Studying Color Vision

The mantis shrimp, which evolved more than 300 million years ago, has 16 wavelength-specific opsins in its compound eye: more than in any other animal known. It is a master of tuning the common chromophore, 11-cis-retinal, via modifications to its protein “receptacle”, a membrane protein known as an “opsin”, a group of light-sensitive membrane-bound protein-coupled receptors, the most ancient of which – bacteriorhodopsin – pump protons in response to light.

Wenjing Wang, Massachusetts Institute of Technology (MIT), Cambridge, MA, USA and colleagues from Michigan State University, East Lansing, MI, USA, have demonstrated wavelength tuning over the entire visible range from 425 to 644 nm by modifying the protein opsin in nine positions via transgenic expression in bacteria.
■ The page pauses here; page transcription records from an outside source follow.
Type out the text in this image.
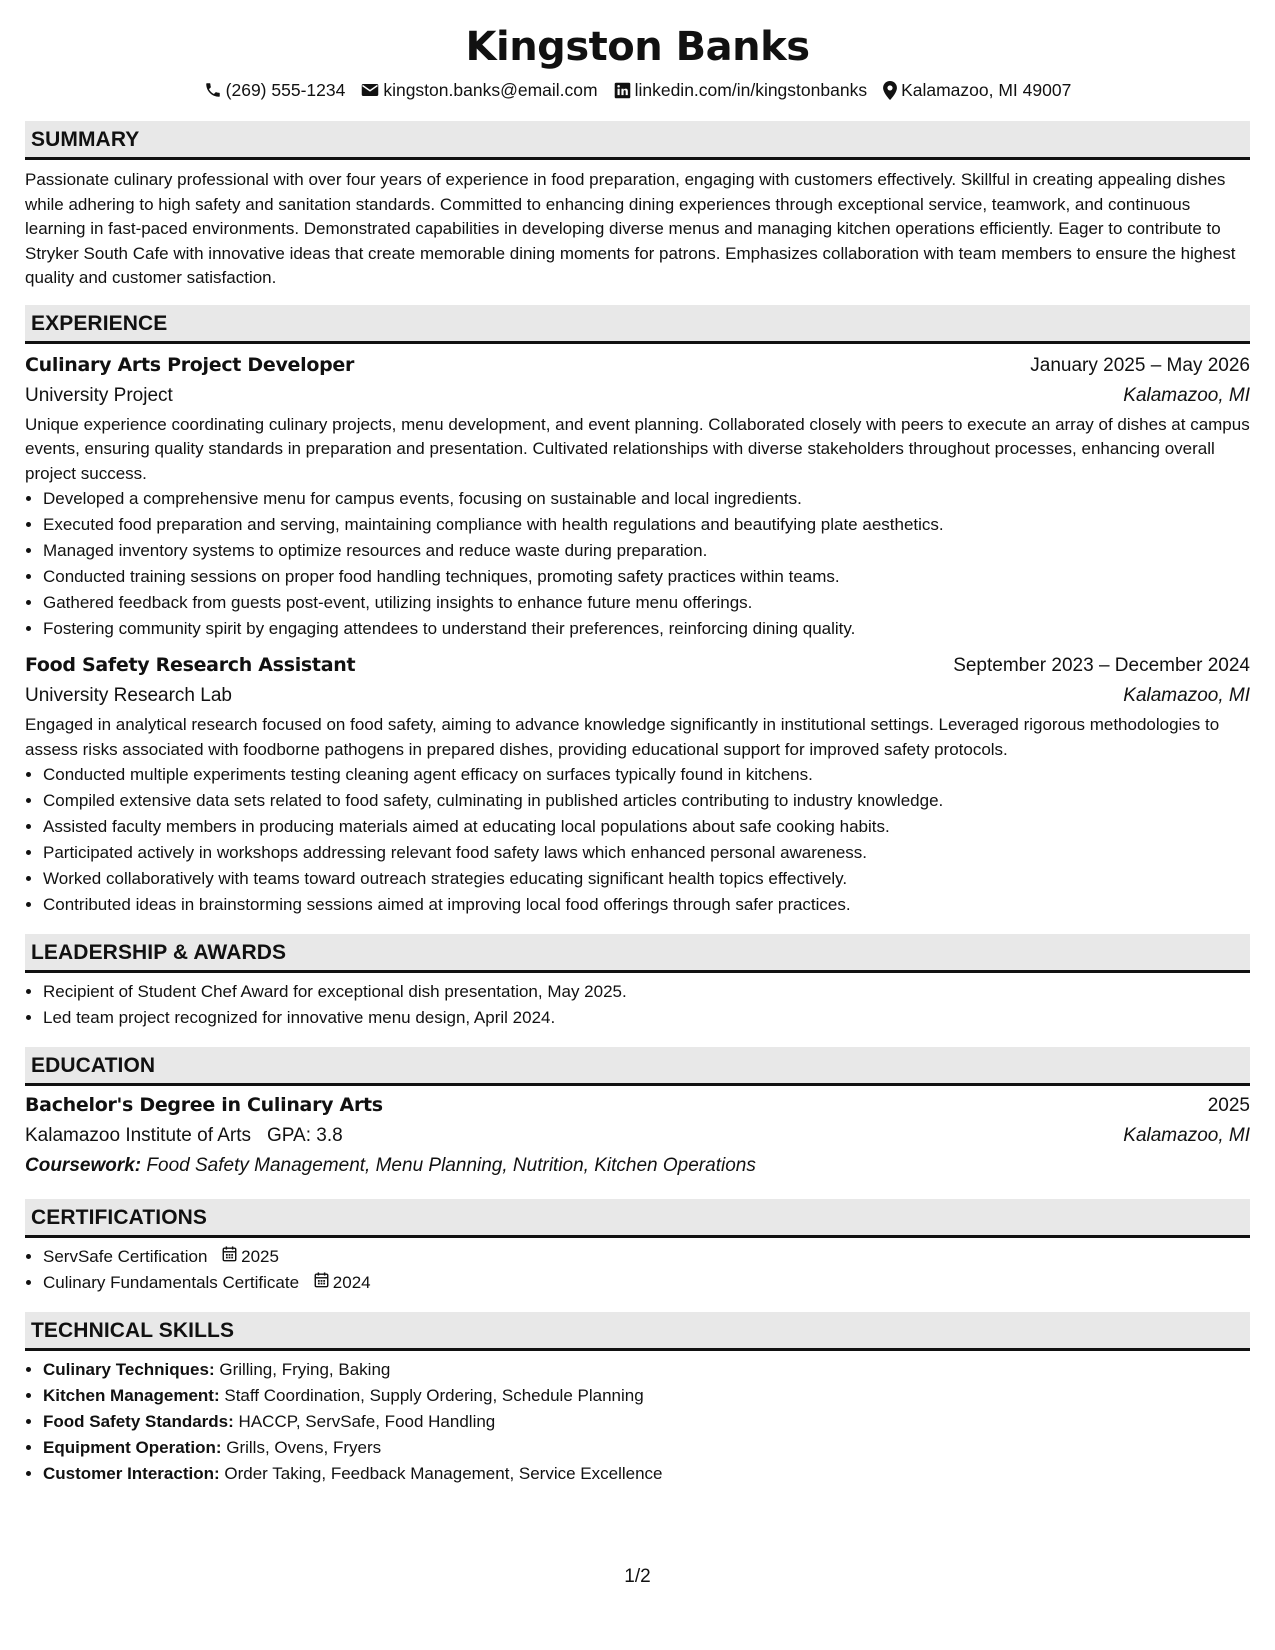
Kingston Banks
(269) 555-1234 kingston.banks@email.com linkedin.com/in/kingstonbanks Kalamazoo, MI 49007
SUMMARY

Passionate culinary professional with over four years of experience in food preparation, engaging with customers effectively. Skillful in creating appealing dishes while adhering to high safety and sanitation standards. Committed to enhancing dining experiences through exceptional service, teamwork, and continuous learning in fast-paced environments. Demonstrated capabilities in developing diverse menus and managing kitchen operations efficiently. Eager to contribute to Stryker South Cafe with innovative ideas that create memorable dining moments for patrons. Emphasizes collaboration with team members to ensure the highest quality and customer satisfaction.

EXPERIENCE
Culinary Arts Project Developer	January 2025 – May 2026
University Project	Kalamazoo, MI

Unique experience coordinating culinary projects, menu development, and event planning. Collaborated closely with peers to execute an array of dishes at campus events, ensuring quality standards in preparation and presentation. Cultivated relationships with diverse stakeholders throughout processes, enhancing overall project success.

• Developed a comprehensive menu for campus events, focusing on sustainable and local ingredients.
• Executed food preparation and serving, maintaining compliance with health regulations and beautifying plate aesthetics.
• Managed inventory systems to optimize resources and reduce waste during preparation.
• Conducted training sessions on proper food handling techniques, promoting safety practices within teams.
• Gathered feedback from guests post-event, utilizing insights to enhance future menu offerings.
• Fostering community spirit by engaging attendees to understand their preferences, reinforcing dining quality.
Food Safety Research Assistant	September 2023 – December 2024
University Research Lab	Kalamazoo, MI

Engaged in analytical research focused on food safety, aiming to advance knowledge significantly in institutional settings. Leveraged rigorous methodologies to assess risks associated with foodborne pathogens in prepared dishes, providing educational support for improved safety protocols.

• Conducted multiple experiments testing cleaning agent efficacy on surfaces typically found in kitchens.
• Compiled extensive data sets related to food safety, culminating in published articles contributing to industry knowledge.
• Assisted faculty members in producing materials aimed at educating local populations about safe cooking habits.
• Participated actively in workshops addressing relevant food safety laws which enhanced personal awareness.
• Worked collaboratively with teams toward outreach strategies educating significant health topics effectively.
• Contributed ideas in brainstorming sessions aimed at improving local food offerings through safer practices.
LEADERSHIP & AWARDS
• Recipient of Student Chef Award for exceptional dish presentation, May 2025.
• Led team project recognized for innovative menu design, April 2024.
EDUCATION
Bachelor's Degree in Culinary Arts	2025
Kalamazoo Institute of Arts GPA: 3.8	Kalamazoo, MI
Coursework: Food Safety Management, Menu Planning, Nutrition, Kitchen Operations
CERTIFICATIONS
• ServSafe Certification 2025
• Culinary Fundamentals Certificate 2024
TECHNICAL SKILLS
• Culinary Techniques: Grilling, Frying, Baking
• Kitchen Management: Staff Coordination, Supply Ordering, Schedule Planning
• Food Safety Standards: HACCP, ServSafe, Food Handling
• Equipment Operation: Grills, Ovens, Fryers
• Customer Interaction: Order Taking, Feedback Management, Service Excellence
1/2
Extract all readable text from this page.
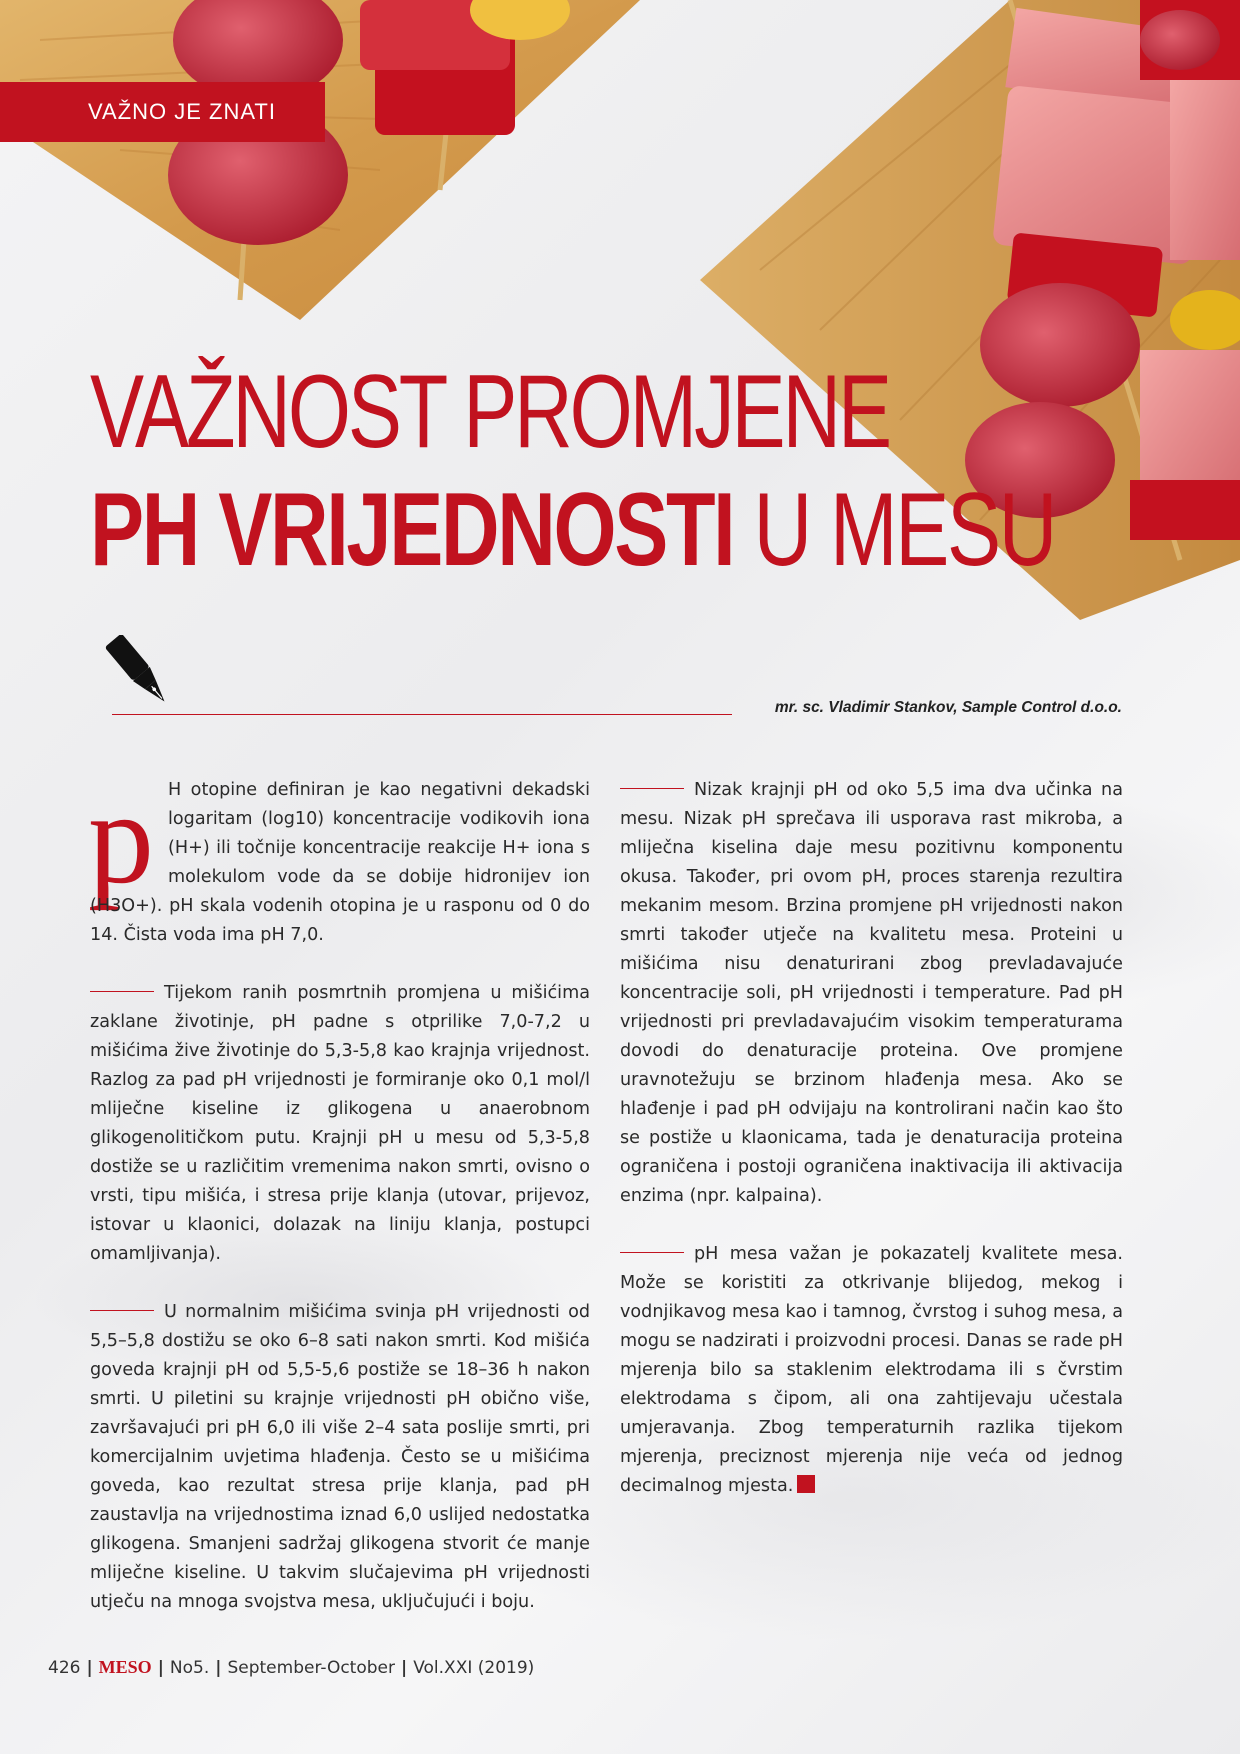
VAŽNO JE ZNATI
VAŽNOST PROMJENE
PH VRIJEDNOSTI U MESU
mr. sc. Vladimir Stankov, Sample Control d.o.o.

p H otopine definiran je kao negativni dekadski logaritam (log10) koncentracije vodikovih iona (H+) ili točnije koncentracije reakcije H+ iona s molekulom vode da se dobije hidronijev ion (H3O+). pH skala vodenih otopina je u rasponu od 0 do 14. Čista voda ima pH 7,0.

Tijekom ranih posmrtnih promjena u mišićima zaklane životinje, pH padne s otprilike 7,0-7,2 u mišićima žive životinje do 5,3-5,8 kao krajnja vrijednost. Razlog za pad pH vrijednosti je formiranje oko 0,1 mol/l mliječne kiseline iz glikogena u anaerobnom glikogenolitičkom putu. Krajnji pH u mesu od 5,3-5,8 dostiže se u različitim vremenima nakon smrti, ovisno o vrsti, tipu mišića, i stresa prije klanja (utovar, prijevoz, istovar u klaonici, dolazak na liniju klanja, postupci omamljivanja).

U normalnim mišićima svinja pH vrijednosti od 5,5–5,8 dostižu se oko 6–8 sati nakon smrti. Kod mišića goveda krajnji pH od 5,5-5,6 postiže se 18–36 h nakon smrti. U piletini su krajnje vrijednosti pH obično više, završavajući pri pH 6,0 ili više 2–4 sata poslije smrti, pri komercijalnim uvjetima hlađenja. Često se u mišićima goveda, kao rezultat stresa prije klanja, pad pH zaustavlja na vrijednostima iznad 6,0 uslijed nedostatka glikogena. Smanjeni sadržaj glikogena stvorit će manje mliječne kiseline. U takvim slučajevima pH vrijednosti utječu na mnoga svojstva mesa, uključujući i boju.

Nizak krajnji pH od oko 5,5 ima dva učinka na mesu. Nizak pH sprečava ili usporava rast mikroba, a mliječna kiselina daje mesu pozitivnu komponentu okusa. Također, pri ovom pH, proces starenja rezultira mekanim mesom. Brzina promjene pH vrijednosti nakon smrti također utječe na kvalitetu mesa. Proteini u mišićima nisu denaturirani zbog prevladavajuće koncentracije soli, pH vrijednosti i temperature. Pad pH vrijednosti pri prevladavajućim visokim temperaturama dovodi do denaturacije proteina. Ove promjene uravnotežuju se brzinom hlađenja mesa. Ako se hlađenje i pad pH odvijaju na kontrolirani način kao što se postiže u klaonicama, tada je denaturacija proteina ograničena i postoji ograničena inaktivacija ili aktivacija enzima (npr. kalpaina).

pH mesa važan je pokazatelj kvalitete mesa. Može se koristiti za otkrivanje blijedog, mekog i vodnjikavog mesa kao i tamnog, čvrstog i suhog mesa, a mogu se nadzirati i proizvodni procesi. Danas se rade pH mjerenja bilo sa staklenim elektrodama ili s čvrstim elektrodama s čipom, ali ona zahtijevaju učestala umjeravanja. Zbog temperaturnih razlika tijekom mjerenja, preciznost mjerenja nije veća od jednog decimalnog mjesta.

426 | MESO | No5. | September-October | Vol.XXI (2019)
There was a major challenge in tuning retinal’s absorption spectrum in its protein “receptacle”: because the ionone ring of retinal is exposed to the solvent, solvent-dependent ionic interactions overwhelm the influence of the binding pocket in the protein, which is largely hydrophobic. Mutations made in the opsin’s retinal binding pocket, therefore, have very little effect on the absorption spectrum. However, make the aliphatic chain of the retinal shorter, and the ionone ring moves in further into the binding pocket, and is no longer so buffered by the solvent. Upon mutation of the opsin, retinal’s absorption maximum can now change significantly.

The search for proteins that bind retinal even more deeply – hence de-buffering the ionone ring even more – led to human cellular retinol binding protein II (hCRBPII), which accommodates retinal completely within the binding pocket. Now retinal’s spectroscopic properties could be studied and manipulated without solvent buffering. Using this system, and variants of it, a whole range of spectroscopically “tuned” rhodopsim mimics, with a variety of chromophores, has been produced. Applications in biotechnology beckon: for example red shifted microbial rhodopsin engineering could lead to near infra red-sensitive phototaxis and ion channels that open in response to heat.